In a separate analysis to assess seizure-related injuries in the same group of patients, those who received any dose of clobazam (n=179) experienced fewer seizure-related injuries as measured by MedDRA preferred terms compared with the placebo group (n=59) — 5% vs. 14% (≤0.05).

“This indicates that the reduction in drop-seizure frequency provides a clinically meaningful benefit, a reduced likelihood of experiencing seizure-related injuries,” Isojärvi and colleagues reported.

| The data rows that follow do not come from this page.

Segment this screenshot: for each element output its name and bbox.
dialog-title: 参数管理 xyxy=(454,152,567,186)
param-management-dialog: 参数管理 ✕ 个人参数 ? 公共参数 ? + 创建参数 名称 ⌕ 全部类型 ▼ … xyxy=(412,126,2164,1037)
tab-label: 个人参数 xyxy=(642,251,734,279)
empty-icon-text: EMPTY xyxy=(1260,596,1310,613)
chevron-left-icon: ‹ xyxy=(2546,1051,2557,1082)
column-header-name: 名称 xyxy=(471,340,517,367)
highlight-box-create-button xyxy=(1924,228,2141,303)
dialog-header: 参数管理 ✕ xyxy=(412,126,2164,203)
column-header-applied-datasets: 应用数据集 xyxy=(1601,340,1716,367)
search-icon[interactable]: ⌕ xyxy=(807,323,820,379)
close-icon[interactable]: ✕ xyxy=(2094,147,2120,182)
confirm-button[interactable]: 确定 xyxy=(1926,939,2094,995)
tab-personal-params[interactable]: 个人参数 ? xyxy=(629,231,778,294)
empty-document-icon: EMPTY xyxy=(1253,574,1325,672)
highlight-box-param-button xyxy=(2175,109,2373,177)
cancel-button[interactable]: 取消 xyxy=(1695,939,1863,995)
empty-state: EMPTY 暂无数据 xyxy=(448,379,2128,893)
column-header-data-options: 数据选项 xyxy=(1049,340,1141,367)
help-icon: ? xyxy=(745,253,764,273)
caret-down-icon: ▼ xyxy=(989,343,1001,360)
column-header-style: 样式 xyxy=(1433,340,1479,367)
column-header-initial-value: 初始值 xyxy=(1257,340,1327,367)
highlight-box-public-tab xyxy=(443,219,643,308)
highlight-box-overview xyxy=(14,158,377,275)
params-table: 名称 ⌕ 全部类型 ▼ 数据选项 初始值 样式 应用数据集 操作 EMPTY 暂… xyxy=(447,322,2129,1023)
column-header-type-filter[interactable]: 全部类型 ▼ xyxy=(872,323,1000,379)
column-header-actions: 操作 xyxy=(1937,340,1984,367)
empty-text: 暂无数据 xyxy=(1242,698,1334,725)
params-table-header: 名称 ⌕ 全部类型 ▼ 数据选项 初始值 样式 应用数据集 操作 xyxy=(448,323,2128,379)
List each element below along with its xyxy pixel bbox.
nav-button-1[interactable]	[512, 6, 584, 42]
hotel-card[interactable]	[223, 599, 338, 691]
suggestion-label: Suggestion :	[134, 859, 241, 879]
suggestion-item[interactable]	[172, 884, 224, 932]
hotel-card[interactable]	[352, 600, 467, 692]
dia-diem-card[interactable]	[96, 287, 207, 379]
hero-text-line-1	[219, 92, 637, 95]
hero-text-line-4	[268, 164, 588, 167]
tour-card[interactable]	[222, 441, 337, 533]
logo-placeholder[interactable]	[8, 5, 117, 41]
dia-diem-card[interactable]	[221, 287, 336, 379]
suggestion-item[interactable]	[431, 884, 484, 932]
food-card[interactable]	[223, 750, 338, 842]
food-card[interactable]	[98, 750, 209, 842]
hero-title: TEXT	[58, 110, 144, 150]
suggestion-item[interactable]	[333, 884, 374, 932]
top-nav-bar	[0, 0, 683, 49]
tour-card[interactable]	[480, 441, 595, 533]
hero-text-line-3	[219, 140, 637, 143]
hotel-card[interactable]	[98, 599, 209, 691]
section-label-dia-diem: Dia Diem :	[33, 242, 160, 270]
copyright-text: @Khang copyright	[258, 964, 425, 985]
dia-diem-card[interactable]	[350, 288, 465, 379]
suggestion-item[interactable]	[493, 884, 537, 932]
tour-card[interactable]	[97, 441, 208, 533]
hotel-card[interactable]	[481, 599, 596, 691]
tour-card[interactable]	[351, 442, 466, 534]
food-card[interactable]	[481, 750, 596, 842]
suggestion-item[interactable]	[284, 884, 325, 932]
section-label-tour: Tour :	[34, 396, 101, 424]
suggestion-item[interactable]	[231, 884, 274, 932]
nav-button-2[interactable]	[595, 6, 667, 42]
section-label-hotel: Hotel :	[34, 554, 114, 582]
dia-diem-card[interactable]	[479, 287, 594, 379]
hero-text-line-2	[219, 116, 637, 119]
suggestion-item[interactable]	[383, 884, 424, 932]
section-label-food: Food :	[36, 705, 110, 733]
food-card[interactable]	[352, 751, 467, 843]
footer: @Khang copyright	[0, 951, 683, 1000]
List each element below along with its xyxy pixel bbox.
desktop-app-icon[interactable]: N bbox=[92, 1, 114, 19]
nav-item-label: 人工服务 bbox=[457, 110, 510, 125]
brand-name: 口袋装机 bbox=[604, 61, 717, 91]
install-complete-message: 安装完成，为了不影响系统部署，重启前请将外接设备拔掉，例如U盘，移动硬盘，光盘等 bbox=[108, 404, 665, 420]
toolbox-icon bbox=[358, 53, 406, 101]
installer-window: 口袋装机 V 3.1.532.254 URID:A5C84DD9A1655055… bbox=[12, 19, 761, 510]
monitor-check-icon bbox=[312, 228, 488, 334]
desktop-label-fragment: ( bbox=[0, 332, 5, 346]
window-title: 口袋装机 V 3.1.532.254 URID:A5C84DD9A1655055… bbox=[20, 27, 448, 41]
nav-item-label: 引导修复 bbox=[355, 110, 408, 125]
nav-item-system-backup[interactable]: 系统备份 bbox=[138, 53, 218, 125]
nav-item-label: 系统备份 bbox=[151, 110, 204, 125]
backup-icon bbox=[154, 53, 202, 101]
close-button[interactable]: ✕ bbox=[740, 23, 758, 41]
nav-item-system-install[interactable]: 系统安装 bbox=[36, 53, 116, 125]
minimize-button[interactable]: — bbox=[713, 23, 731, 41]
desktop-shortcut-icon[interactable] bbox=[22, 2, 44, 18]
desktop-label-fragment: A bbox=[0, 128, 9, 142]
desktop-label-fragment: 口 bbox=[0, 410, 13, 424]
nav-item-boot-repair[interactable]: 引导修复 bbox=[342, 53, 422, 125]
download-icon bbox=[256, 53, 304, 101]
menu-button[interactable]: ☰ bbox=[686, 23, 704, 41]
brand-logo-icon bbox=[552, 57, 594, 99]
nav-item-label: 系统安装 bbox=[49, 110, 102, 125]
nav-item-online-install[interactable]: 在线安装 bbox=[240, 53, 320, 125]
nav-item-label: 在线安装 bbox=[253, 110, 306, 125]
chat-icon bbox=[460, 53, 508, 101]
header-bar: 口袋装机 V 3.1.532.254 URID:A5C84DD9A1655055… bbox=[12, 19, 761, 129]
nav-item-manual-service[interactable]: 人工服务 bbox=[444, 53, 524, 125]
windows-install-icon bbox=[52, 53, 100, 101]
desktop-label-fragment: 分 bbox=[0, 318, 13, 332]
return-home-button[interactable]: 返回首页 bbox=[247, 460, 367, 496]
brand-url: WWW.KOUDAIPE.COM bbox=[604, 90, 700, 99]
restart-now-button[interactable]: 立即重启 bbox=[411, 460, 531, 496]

Clobazam was just as safe and effective among patients previously treated with benzodiazepines, with similar percentage decreases in the average weekly rate of drop seizures in a third subanalysis of the same patient group, the researchers noted.

The most common treatment-emergent adverse events included somnolence, lethargy, drooling, upper respiratory tract infection, and pyrexia.


  1. Isojärvi J et al. #S208. “Efficacy and Safety of Clobazam in LGS: Completers Analysis of the 15-Week, Phase III CONTAIN Trial.”
  2. Isojärvi J et al. #S209. “Clobazam Response in Patients with Previous Benzodiazepine Use: Subanalysis of the Phase III Trial in LGS.”
  3. Isojärvi J et al. #S210. “Patients Treated with Clobazam Experienced Fewer Seizure-Related Injuries Than Placebo Patients During the Phase III CONTAIN Trial in LGS.” All presented at: American Neurological Association 2014 Annual Meeting. October 12-14, 2014; Baltimore.

Disclosures: The study was financially supported by Lundbeck LLC. Isojärvi and Lee are full-time Lundbeck employees and Sperling is a Lundbeck study investigator.